Wearable Medical Devices and SaMD solutions are revolutionizing patient care across the world. With its power of remote and continuous patient monitoring, they have been helping healthcare providers, payers, CROs, Life Science organizations, and patient ecosystems.
With each class of wearable medical devices and its increasing risks, Medical Device companies must adhere to different regulations set by the regulatory body FDA. The basic purpose of these regulations is to ensure that medical devices are safe for patients.
But compliance and regulatory requirements for each class of devices are different.
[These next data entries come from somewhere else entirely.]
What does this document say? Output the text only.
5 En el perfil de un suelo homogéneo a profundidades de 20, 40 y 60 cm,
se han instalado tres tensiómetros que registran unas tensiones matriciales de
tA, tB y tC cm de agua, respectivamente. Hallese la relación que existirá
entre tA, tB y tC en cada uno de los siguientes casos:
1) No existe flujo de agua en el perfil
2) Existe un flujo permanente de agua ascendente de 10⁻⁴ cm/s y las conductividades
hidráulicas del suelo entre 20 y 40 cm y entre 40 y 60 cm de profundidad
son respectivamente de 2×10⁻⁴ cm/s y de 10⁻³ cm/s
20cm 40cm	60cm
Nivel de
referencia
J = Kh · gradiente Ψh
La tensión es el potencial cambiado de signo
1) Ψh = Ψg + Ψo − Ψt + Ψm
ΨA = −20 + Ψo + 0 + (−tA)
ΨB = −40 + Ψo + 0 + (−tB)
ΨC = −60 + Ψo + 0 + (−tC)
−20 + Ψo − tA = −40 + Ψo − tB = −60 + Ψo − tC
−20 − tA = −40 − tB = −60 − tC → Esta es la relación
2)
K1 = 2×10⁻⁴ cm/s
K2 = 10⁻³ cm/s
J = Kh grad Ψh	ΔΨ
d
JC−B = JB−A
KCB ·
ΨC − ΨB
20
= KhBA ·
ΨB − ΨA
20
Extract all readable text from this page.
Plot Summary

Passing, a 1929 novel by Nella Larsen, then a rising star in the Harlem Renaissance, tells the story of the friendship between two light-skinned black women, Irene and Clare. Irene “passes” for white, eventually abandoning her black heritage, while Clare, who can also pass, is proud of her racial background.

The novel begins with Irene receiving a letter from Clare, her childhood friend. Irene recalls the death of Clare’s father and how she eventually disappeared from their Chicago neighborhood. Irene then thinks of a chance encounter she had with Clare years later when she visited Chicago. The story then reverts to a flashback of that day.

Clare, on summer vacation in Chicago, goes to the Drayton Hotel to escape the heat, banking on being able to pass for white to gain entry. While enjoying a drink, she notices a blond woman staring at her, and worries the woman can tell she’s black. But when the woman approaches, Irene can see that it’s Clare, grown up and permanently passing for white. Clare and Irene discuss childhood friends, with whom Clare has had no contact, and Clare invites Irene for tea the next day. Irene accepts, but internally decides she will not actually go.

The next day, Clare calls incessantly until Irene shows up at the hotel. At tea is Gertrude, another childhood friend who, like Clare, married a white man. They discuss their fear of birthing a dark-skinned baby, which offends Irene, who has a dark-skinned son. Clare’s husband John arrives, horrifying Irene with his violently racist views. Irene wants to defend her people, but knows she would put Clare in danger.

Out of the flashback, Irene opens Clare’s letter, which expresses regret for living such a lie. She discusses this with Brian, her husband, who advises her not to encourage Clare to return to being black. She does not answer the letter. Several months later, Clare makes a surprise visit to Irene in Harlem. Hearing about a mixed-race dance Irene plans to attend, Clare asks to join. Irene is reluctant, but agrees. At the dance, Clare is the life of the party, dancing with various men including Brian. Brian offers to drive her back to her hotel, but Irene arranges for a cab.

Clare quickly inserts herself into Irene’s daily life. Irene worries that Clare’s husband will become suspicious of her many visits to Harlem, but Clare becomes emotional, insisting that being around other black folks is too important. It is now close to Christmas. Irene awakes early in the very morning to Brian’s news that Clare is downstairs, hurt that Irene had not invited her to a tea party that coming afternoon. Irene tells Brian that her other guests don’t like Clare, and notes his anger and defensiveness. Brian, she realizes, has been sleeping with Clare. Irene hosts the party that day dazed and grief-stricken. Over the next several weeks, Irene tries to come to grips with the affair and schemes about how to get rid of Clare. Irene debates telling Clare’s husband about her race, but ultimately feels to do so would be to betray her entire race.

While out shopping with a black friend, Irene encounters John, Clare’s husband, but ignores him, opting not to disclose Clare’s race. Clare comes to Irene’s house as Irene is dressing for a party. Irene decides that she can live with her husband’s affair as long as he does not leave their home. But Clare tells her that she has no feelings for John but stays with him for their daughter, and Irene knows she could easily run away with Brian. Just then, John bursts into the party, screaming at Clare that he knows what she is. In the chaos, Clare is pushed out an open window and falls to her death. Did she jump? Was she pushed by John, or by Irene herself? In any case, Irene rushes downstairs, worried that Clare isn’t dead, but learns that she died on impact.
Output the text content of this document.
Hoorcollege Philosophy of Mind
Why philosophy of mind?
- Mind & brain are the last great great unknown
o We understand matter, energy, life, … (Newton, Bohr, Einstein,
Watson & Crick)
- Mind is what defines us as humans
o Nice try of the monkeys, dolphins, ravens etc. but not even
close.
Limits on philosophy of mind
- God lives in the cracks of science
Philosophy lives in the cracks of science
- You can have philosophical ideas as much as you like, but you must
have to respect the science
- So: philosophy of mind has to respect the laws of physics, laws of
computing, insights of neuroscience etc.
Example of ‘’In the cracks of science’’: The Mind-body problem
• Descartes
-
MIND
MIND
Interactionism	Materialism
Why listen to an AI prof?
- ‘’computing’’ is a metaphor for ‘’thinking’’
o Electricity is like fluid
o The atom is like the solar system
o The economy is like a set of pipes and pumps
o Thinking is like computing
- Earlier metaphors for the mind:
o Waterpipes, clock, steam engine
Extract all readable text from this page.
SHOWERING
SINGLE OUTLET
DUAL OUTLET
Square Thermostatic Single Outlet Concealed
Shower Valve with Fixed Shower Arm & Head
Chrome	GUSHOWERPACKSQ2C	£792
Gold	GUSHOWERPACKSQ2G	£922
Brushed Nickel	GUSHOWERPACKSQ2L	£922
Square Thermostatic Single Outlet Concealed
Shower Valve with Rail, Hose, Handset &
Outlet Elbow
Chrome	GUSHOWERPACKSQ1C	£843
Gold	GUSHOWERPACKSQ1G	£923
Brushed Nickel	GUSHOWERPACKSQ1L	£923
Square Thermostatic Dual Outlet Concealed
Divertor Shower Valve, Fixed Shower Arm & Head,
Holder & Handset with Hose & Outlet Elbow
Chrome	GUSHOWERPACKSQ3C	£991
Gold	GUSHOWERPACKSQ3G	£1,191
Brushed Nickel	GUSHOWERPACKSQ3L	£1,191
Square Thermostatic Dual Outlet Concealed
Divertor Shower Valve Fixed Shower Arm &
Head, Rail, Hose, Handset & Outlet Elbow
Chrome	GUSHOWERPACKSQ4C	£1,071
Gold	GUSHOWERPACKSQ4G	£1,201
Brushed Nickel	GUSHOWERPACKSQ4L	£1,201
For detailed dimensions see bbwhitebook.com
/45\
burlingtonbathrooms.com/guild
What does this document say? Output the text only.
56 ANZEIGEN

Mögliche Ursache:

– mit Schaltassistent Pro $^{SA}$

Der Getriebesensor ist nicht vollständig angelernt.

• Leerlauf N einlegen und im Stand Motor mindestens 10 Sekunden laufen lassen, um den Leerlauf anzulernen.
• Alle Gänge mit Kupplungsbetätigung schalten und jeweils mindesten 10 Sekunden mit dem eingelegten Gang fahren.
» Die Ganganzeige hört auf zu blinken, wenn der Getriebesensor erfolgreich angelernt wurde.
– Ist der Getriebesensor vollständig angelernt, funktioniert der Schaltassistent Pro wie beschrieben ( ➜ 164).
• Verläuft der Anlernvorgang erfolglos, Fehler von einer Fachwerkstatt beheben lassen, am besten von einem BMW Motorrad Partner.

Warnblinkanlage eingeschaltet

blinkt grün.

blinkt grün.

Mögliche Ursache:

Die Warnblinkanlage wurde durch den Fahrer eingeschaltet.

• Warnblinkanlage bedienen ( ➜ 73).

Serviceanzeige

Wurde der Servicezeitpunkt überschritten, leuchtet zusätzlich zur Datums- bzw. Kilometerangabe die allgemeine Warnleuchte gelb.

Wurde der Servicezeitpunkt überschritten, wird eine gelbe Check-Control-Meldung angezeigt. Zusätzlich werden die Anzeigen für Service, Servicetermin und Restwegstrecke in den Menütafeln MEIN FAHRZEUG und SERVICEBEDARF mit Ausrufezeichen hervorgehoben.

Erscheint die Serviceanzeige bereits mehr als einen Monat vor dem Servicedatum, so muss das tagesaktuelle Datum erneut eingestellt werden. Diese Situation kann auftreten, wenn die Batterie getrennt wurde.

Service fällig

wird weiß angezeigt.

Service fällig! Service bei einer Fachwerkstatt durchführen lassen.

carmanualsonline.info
Wearable Medical Device companies have to set up Regulatory teams to create documents that need to be submitted to the FDA.
Challenges in generating and publishing FDA compliance documents:
Since medical devices directly affect the patient’s health and store critical information, there are many prelaunch and post-launch compliances that FDA has introduced. Due to the lengthy procedures and knowledge-intensive approach, FDA approval for medical devices is a big challenge, and many medical device companies get stuck in regulatory limbo due to the following challenges:
Challenges faced by regulatory teams:
- Identifying and classifying the device
- Understanding and identifying device regulations and compliance requirements
- Putting together information and data for publishing
- Non-productive hours of Populating and formatting the documents
Because of the lengthy process of FDA Compliance for MedTech and Medical Devices, the regulatory body has divided their approval process into the following 4 stages:
- Classify devices and understand regulations
- Select and prepare premarket submissions
- Send submissions to the FDA for review
- Comply with regulations post approval
To help medical device companies expedite this process and to ensure error-free submission with accelerated time-to-market, they can employ generative AI and RPA capabilities. Below are the ways how generative AI and RPA can revolutionize the FDA Approval process.
Use of Generative AI and RPA in all 4 stages of FDA compliance:
Stage 1: Classify devices and understand regulations:
There are 3 classes of wearable medical devices in the market:
- Class I devices are low-risk devices
- Class II devices are intermediate-risk devices
- Class III devices are high-risk devices that are very important to the health or sustaining life
The compliance and regulatory requirements for each class of device are different. Your regulatory team must identify which class your wearable medical device falls in and the safety and data regulations that are relevant to your device.
To accomplish this and to create a roadmap for generating and publishing these documents to FDA, you can employ your regulatory team with generative Copilot AIs to classify your product and to find the right information about safety and efficacy from large data sets.
Stage 2: Select and prepare premarket submissions:
Many wearable medical device companies that wish to sell in the US markets must submit a Premarket Application (PMA) to get FDA 510(k) cybersecurity approval premarket to ensure medical device cybersecurity readiness. Along with the application, they must provide the following documents:
- Threat modeling
- Device and software Cybersecurity risk assessment report
- Medical Device software security testing and assessment reports
- Complete vulnerability assessment for third-party software (if required)
- A detailed plan for continuing cybersecurity support
These documents are to be prepared for each market and to accelerate this process, regulatory teams can use RPA to reduce the task redundancy and use AI to auto-populate forms. This also removes the possibility of human errors from the process and allows your regulatory team to focus on integral documents.
Stage 3: Send submissions to the FDA for review:
Before sending the documents to the FDA, you can use AI models to scan all the submitted documents and their content to detect inaccuracies and wrong information. AI can flag these contents and help you save time and effort for resubmissions.
Sage 4: Comply with regulations:
Cybersecurity in medical devices is one of the biggest problems that they face even today. With the use of AI, companies can enable continuous monitoring of devices and identify potential cyber threats as well as data breaches.
Envision AI as a compliance enabler:
To put things in a nutshell, all we have to do is think of AI as an enabler and use its generative, predictive, or process automation capabilities to convert your challenge into an opportunity.